Menulis di Kompasiana, Perlu Nyali
Suatu saat saya berjumpa dengan teman kantor lama di sebuah mall. Ngobrol sana-sini, dia bilang saya keren karena aktif ngeblog.
Faktanya "aktif" yang dia maksudkan adalah tulisan saya di Kompasiana yang saya ceritakan sebagai bagian dari kegiatan setelah saya memutuskan diri freelancing.
"Aku nggak seberani mbak. Nulis di blog atau di platform yang pembacanya bisa siapa saja," cetusnya.
Saya dorong dia agar nulis seperti saya, khususnya karena latar belakang akademisnya justru adalah bidang komunikasi.

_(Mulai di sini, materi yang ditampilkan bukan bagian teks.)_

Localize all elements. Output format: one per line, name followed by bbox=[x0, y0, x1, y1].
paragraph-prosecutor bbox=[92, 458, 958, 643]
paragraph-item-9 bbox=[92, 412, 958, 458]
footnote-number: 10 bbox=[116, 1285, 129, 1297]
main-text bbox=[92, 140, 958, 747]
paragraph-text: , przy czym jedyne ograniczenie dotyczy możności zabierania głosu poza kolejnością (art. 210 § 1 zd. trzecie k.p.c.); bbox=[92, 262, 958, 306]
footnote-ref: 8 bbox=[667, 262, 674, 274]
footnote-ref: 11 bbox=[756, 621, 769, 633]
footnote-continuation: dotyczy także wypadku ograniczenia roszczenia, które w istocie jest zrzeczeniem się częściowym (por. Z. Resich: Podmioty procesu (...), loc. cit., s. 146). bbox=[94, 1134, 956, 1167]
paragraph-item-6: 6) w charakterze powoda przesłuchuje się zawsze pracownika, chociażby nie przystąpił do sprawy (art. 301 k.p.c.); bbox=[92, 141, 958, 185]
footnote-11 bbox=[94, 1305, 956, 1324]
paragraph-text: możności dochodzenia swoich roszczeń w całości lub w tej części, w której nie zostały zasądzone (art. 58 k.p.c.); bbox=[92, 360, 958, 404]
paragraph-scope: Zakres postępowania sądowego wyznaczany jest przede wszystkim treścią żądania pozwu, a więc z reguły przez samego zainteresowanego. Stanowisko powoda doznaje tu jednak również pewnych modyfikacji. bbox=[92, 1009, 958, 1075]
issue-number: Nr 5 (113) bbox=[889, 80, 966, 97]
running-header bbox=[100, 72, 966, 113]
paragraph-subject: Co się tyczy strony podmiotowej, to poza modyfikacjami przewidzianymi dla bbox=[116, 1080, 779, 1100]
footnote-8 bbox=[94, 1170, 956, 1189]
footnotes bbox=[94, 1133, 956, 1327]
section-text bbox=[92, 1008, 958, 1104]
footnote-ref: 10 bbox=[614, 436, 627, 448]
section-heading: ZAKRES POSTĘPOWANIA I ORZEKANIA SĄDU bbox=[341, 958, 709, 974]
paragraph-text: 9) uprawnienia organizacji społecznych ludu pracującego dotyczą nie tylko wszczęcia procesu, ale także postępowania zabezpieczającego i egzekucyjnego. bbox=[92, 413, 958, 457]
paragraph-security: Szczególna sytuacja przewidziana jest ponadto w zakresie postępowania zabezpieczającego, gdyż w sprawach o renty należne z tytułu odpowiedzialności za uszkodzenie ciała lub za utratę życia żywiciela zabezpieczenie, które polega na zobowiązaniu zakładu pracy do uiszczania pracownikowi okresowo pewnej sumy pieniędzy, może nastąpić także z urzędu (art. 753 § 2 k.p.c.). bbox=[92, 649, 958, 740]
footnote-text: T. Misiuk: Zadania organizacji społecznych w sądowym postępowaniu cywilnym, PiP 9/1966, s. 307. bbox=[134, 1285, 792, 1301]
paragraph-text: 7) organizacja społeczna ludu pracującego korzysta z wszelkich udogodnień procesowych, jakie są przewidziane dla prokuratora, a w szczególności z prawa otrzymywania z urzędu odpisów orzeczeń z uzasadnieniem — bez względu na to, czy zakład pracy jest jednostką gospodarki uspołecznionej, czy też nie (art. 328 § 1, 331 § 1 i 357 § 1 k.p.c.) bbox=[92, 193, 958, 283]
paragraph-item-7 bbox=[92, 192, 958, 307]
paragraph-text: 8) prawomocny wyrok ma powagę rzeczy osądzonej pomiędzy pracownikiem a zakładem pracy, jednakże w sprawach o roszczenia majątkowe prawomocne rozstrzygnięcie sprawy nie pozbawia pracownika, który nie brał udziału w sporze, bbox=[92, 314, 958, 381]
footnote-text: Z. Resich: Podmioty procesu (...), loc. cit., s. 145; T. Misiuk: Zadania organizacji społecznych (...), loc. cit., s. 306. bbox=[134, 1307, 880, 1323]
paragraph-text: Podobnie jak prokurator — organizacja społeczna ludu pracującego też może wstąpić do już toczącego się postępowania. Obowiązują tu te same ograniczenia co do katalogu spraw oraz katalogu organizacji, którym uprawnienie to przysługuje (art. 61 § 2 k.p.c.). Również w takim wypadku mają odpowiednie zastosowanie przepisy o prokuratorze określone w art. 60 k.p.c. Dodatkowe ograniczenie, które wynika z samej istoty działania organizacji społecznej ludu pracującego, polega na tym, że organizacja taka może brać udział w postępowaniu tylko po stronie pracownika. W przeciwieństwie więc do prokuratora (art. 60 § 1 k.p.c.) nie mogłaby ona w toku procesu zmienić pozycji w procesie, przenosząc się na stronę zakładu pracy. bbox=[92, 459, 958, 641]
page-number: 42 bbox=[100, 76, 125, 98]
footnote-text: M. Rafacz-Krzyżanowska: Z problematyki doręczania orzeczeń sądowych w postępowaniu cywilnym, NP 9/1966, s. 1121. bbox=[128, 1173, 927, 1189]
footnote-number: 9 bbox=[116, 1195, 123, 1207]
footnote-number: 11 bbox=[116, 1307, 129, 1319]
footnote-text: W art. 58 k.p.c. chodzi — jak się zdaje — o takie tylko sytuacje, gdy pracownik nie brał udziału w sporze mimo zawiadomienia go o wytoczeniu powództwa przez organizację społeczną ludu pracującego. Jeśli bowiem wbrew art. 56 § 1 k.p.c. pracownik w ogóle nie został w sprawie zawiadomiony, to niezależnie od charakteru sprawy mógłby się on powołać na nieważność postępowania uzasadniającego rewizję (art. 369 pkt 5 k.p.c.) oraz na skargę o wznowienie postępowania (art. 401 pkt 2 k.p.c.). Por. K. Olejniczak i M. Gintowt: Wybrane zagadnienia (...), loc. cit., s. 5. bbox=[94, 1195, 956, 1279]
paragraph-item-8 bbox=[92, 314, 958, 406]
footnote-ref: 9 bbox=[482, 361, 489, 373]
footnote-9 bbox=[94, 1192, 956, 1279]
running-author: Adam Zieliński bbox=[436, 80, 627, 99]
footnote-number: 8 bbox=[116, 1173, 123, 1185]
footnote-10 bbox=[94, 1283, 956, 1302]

"Nggak pede ah, nulis di Kompasiana itu ngeri!" sergahnya sambil ngakak.
Ya amplop! Separah itukah bayangan dia tentang potensi risiko menulis secara publik? Iya, Kompasiana kan platform yang akses keterbacaannya terbuka buat masyarakat luas, bahkan "global".
Saya ikut tertawa, karena dalam hati mengakui bahwa ungkapan teman saya itu sedikit ada benarnya. Saya ulang, "sedikit".
Kalau saya mengulik tulisan saya pada periode tahun 2013 (awal menulis di K) sampai tahun 2017-an, self assesment tentang tulisan saya rasanya lebih berani, segala ditulis dan "segala" topik di luar bisa mendorong saya menulis terkait hal itu di Kompasiana.Â
Mungkin keberanian dan semangat menulis demikian, itu yang dilakukan sebagian Kompasianer saat ini.
Itulah yang mungkin teramati oleh teman saya.
Komentar-komentar pembaca yang bermuatan kritik dari yang halus sampai pedas level 10, yang relevan dengan tulisan sampai yang menyerang pribadi padahal antara penulis dan komentator tidak kenal, itu pernah saya cicipi.